Authenticity   /   Fall 2021   /    Book Reviews

From Hard Hats to Scrubs

The Postwar Political Economy and Its Shifting Patterns of Inequality.

Colin Gordon

Allan Cash Picture Library/Alamy Stock Photo; Ekaterina Belinskaya/pexels.com; THR illustration.

The last fifty years have not been kind to the American working and middle classes. Variously dubbed “the Great U-Turn,” “the Great Risk Shift,” or “the New Gilded Age,” the modern era has been marked by rising economic inequality and a steady erosion in the quality and security of work. This transformation is captured by the divergent—but intricately linked—trajectories of manufacturing and health care. Consider these statistics: In 1958, manufacturing accounted for just under a third of nonfarm employment in the United States, and health care for less than a tenth of that (not even 3 percent). Two years ago, on the eve of the pandemic, manufacturing’s share had shrunk by more than two-thirds (to just over 8 percent), and health care’s had grown fourfold (to almost 12 percent).

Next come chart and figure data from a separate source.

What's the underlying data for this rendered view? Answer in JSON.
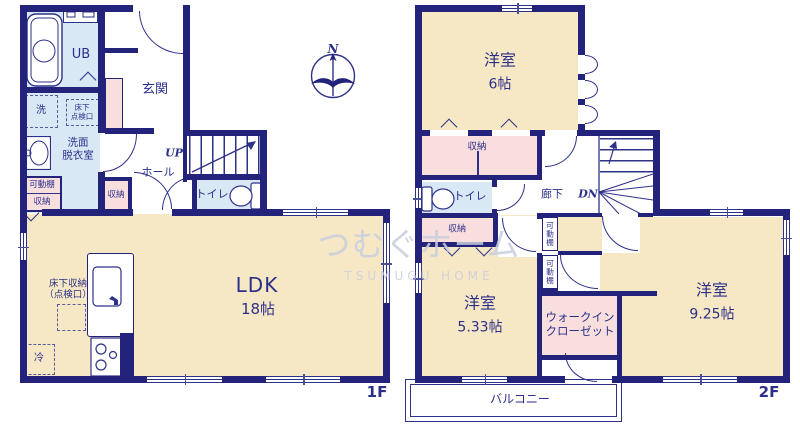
{
  "compass": {
    "north": "N"
  },
  "watermark": {
    "line1": "つむぐホーム",
    "line2": "TSUMUGU HOME"
  },
  "colors": {
    "wall": "#23237b",
    "line": "#2e3189",
    "text": "#2c2f8a",
    "room_cream": "#f7e8c5",
    "room_blue": "#d9e8f5",
    "room_pink": "#f9dede",
    "watermark": "#c8cede"
  },
  "f1": {
    "floor_label": "1F",
    "ub": "UB",
    "genkan": "玄関",
    "washer": "洗",
    "hatch_line1": "床下",
    "hatch_line2": "点検口",
    "washroom_line1": "洗面",
    "washroom_line2": "脱衣室",
    "shelf": "可動棚",
    "shelf_storage": "収納",
    "up": "UP",
    "hall": "ホール",
    "hall_storage": "収納",
    "toilet": "トイレ",
    "ldk_name": "LDK",
    "ldk_size": "18帖",
    "floor_storage_line1": "床下収納",
    "floor_storage_line2": "（点検口）",
    "fridge": "冷"
  },
  "f2": {
    "floor_label": "2F",
    "room6_name": "洋室",
    "room6_size": "6帖",
    "storage_north": "収納",
    "toilet": "トイレ",
    "storage_small": "収納",
    "corridor": "廊下",
    "dn": "DN",
    "shelf1": "可動棚",
    "shelf2": "可動棚",
    "wic_line1": "ウォークイン",
    "wic_line2": "クローゼット",
    "room533_name": "洋室",
    "room533_size": "5.33帖",
    "room925_name": "洋室",
    "room925_size": "9.25帖",
    "balcony": "バルコニー"
  }
}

In most accounts, the crossing of these trend lines is described as a long secular shift driven by powerful but discrete forces: globalization drawing labor-intensive industry from high-wage to low-wage settings; technological advances and changing expectations dramatically increasing the consumption of services (health care, education), especially in rich countries. These developments weren’t entirely bad. The tradeoff, at least for those in the global North, would seem to be a good one: greater educational attainment, longer life expectancy, and a reprieve from the satanic mills and mines. In this view, industrial capitalism is but a stepping-stone on the path to a service economy and so-called knowledge work.

Gabriel Winant’s The Next Shift complicates and challenges this story. Winant, professor of history at the University of Chicago, traces the relationship between industry’s fall and health care’s rise through the history of Rust Belt America and through two developments in particular: a demand for palliative care driven by industrialization and, subsequently, deindustrialization; and the emergence of a private welfare state in which government subsidized private job–based benefits rather than expand public provision, cobbled together and largely underwritten by postwar collective bargaining. The aggregate gains from postwar growth masked stark relational and distributional inequalities—especially by race and region—before and after the “Great U-Turn” of the 1970s. In the end, lousy jobs paying decent wages (such as unionized work in the steel mills) for those at the core of the New Deal’s industrial economy were displaced by lousy jobs paying lousy wages at the wide margins of the emerging care economy.